After 1945, the rise of American superpowerdom and the American support for Zionism that led to the creation of Israel turned Stalin’s existing prejudices against Jews into obsessional and deadly anti-Semitism. Stalin created a series of anti-Semitic cases against Soviet Jews, leading first to sackings, then arrests, the killing of Yiddish actor/Jewish leader Solomon Mikhoels in a faked car crash in 1948 and finally the deadly anti-Jewish cases of 1949–50 (in which most of the defendants – Party officials and writers – were executed). In the Doctors’ Plot of 1952–3, doctors in the Kremlin Clinic, particularly the cardiologists and the Jews, were accused of murdering and planning to murder Politburo leaders, starting with Andrei Zhdanov, who died of heart disease in 1948.

The wife of Nikolai Bulganin, Politburo member, Armed Forces Minister, Marshal, taught English at one of Moscow’s élite secondary schools.

During this period Eisenstein was writing and directing the movie Ivan the Terrible Part One and Part Two; Stalin supervised the script. The Katyusha was a famous Soviet rocket launcher and there was a popular song called ‘Katyusha’ – but no movie of that name.
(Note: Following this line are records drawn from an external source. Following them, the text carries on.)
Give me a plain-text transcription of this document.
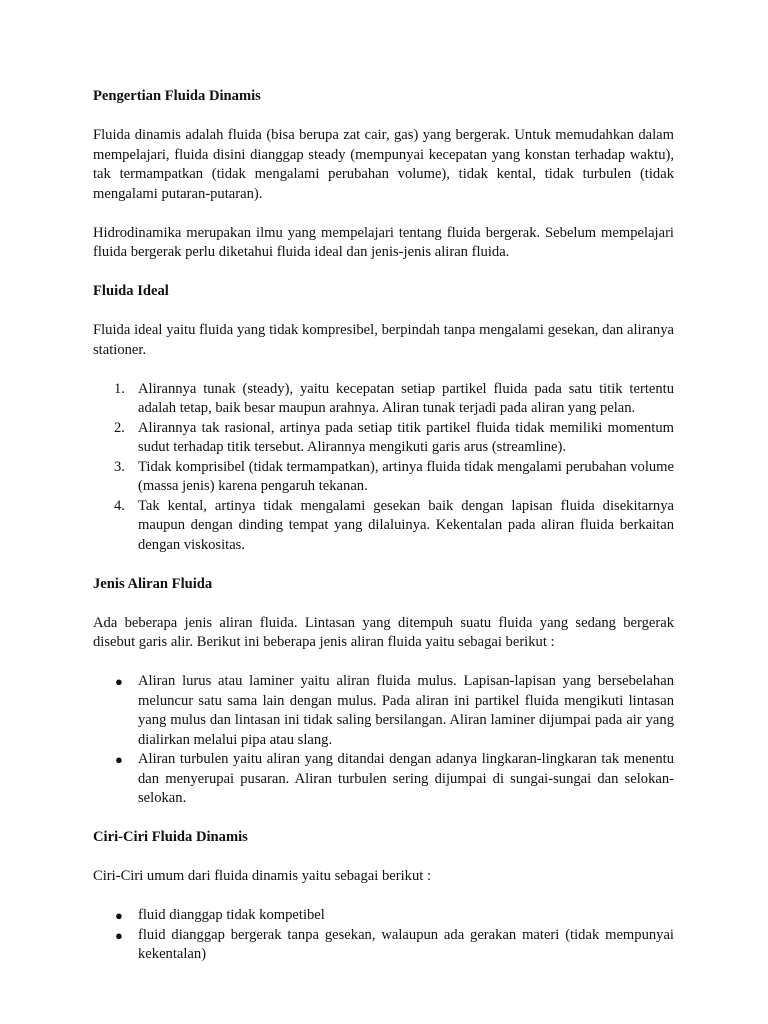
Pengertian Fluida Dinamis

Fluida dinamis adalah fluida (bisa berupa zat cair, gas) yang bergerak. Untuk memudahkan dalam mempelajari, fluida disini dianggap steady (mempunyai kecepatan yang konstan terhadap waktu), tak termampatkan (tidak mengalami perubahan volume), tidak kental, tidak turbulen (tidak mengalami putaran-putaran).

Hidrodinamika merupakan ilmu yang mempelajari tentang fluida bergerak. Sebelum mempelajari fluida bergerak perlu diketahui fluida ideal dan jenis-jenis aliran fluida.

Fluida Ideal

Fluida ideal yaitu fluida yang tidak kompresibel, berpindah tanpa mengalami gesekan, dan aliranya stationer.

1. Alirannya tunak (steady), yaitu kecepatan setiap partikel fluida pada satu titik tertentu adalah tetap, baik besar maupun arahnya. Aliran tunak terjadi pada aliran yang pelan.
2. Alirannya tak rasional, artinya pada setiap titik partikel fluida tidak memiliki momentum sudut terhadap titik tersebut. Alirannya mengikuti garis arus (streamline).
3. Tidak komprisibel (tidak termampatkan), artinya fluida tidak mengalami perubahan volume (massa jenis) karena pengaruh tekanan.
4. Tak kental, artinya tidak mengalami gesekan baik dengan lapisan fluida disekitarnya maupun dengan dinding tempat yang dilaluinya. Kekentalan pada aliran fluida berkaitan dengan viskositas.
Jenis Aliran Fluida

Ada beberapa jenis aliran fluida. Lintasan yang ditempuh suatu fluida yang sedang bergerak disebut garis alir. Berikut ini beberapa jenis aliran fluida yaitu sebagai berikut :

● Aliran lurus atau laminer yaitu aliran fluida mulus. Lapisan-lapisan yang bersebelahan meluncur satu sama lain dengan mulus. Pada aliran ini partikel fluida mengikuti lintasan yang mulus dan lintasan ini tidak saling bersilangan. Aliran laminer dijumpai pada air yang dialirkan melalui pipa atau slang.
● Aliran turbulen yaitu aliran yang ditandai dengan adanya lingkaran-lingkaran tak menentu dan menyerupai pusaran. Aliran turbulen sering dijumpai di sungai-sungai dan selokan-selokan.
Ciri-Ciri Fluida Dinamis

Ciri-Ciri umum dari fluida dinamis yaitu sebagai berikut :

● fluid dianggap tidak kompetibel
● fluid dianggap bergerak tanpa gesekan, walaupun ada gerakan materi (tidak mempunyai kekentalan)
The fictional celebrity couple of writer Constantin Romashkin and the film star Sophia ‘Mouche’ Zeitlin are inspired partly by the experiences of the real film stars Tatiana Okunevskaya and Valentina Serova. The latter was married to Constantin Simonov, famed poet and Soviet official. As I explained above, Okunevskaya suffered bitterly at the hands of Beria and Abakumov. Serova was luckier but had an affair with Vasily Stalin. Their stories appear in many books, including Simonov’s own autobiography, but is told best in Orlango Figes’ excellent book The Whisperers.

On women in government: one inaccuracy. Stalin distrusted women – and doctors – and never promoted any female to be a full minister, though there were several leaders’ wives serving as deputy ministers in his government, including the wives of Politburo members Molotov and Andreyev. Both women were dismissed at least partly for their Jewish origins. Like Dashka Dorova, Polina Molotova was ultimately arrested and divorced by her husband. On her return from prison after Stalin’s death, she too returned to her marriage.

The details of daily life, school life and bureaucracy are also accurate but I have telescoped some of the dates for the purposes of my story. For example, the conversion of People’s Commissariats to Ministries – so that the secret police changed from the NKGB to the MGB and the NKVD became the MVD – was a little later in 1946, as was the promotion of Vasily Stalin to general; the granting of military ranks to secret policemen; the sacking of Merkulov as MGB Minister and his replacement by Abakumov; and the real Aviators’ Case. The real Children’s Case actually took place in 1943. The full story of the history behind this novel can be found in my Stalin: The Court of the Red Tsar but I also recommend Anne Applebaum’s Gulag and Orlando Figes’ The Whisperers and Just Send Me Word, both of which contain many examples of the sort of stories told in this novel and Sashenka.